Russia knows this as well as everyone else. Putin gives it lip serviced to try and keep everyone talking. But, the Ukrainian nationalists that run the country don’t want the Donbass back in the fold unless as their effective slaves to be ground into paste.
The Donbass isn’t going to be ruled by Kiev under those, or likely any, conditions. So, this idea that Minsk II is somehow the framework for a deal is still nothing more than vacuous diplo-speak because Trump doesn’t have a solution that doesn’t involve reunification with Russia.
We’re hearing more and more noise from Novorussia that there will be referendums on reunification with Russia later this year or early in 2018. Once talks break down again we’ll see this situation push towards that practical solution.
With the LPR and DPR already issuing their own passports, ID’s and the like and using the Ruble as their currency, are they even part of Ukraine anymore in any practical sense?

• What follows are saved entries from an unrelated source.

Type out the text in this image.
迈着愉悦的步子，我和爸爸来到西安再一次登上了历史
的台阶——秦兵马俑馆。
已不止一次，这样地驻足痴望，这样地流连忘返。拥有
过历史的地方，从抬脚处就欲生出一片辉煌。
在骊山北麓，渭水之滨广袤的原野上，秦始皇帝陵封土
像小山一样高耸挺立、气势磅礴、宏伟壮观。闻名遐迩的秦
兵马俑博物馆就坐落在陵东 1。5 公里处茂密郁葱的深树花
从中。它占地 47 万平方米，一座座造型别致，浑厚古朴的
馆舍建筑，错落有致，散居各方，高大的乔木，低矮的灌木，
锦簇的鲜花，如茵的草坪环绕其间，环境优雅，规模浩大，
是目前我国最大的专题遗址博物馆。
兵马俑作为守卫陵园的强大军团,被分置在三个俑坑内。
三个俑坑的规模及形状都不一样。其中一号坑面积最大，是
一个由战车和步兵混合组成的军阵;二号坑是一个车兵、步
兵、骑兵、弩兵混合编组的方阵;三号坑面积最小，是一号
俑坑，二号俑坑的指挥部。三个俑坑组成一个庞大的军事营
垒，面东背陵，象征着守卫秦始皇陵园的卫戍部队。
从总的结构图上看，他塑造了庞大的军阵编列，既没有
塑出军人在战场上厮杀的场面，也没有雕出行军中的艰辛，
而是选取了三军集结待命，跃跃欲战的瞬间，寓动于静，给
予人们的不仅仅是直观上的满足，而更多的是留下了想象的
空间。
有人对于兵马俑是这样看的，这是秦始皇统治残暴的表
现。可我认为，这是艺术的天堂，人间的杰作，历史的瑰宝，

No, they aren’t. And so, the appointment of Volker will feed McCain’s paranoia about Russia. When talks break down he’ll marshal Congress to approve billions more to resist ‘Russian aggression against Ukrainian freedom fighters’ or some such puerile nonsense.
Maybe Volker is Trump’s acknowledgment that Ukraine is a no-win situation and to let it play out as it needs to. Because once the LPR and DPR reunify with Russia the area will be at peace once Russian troops formally move in to fortify the contact line.
At that point Poroshenko and the Banderista crazies in Kiev will turn on each other.
Because in no way do I see John McCain forcing Donald Trump to prosecute a war with Russia over this issue.
Winning by losing I guess. If it works out that way.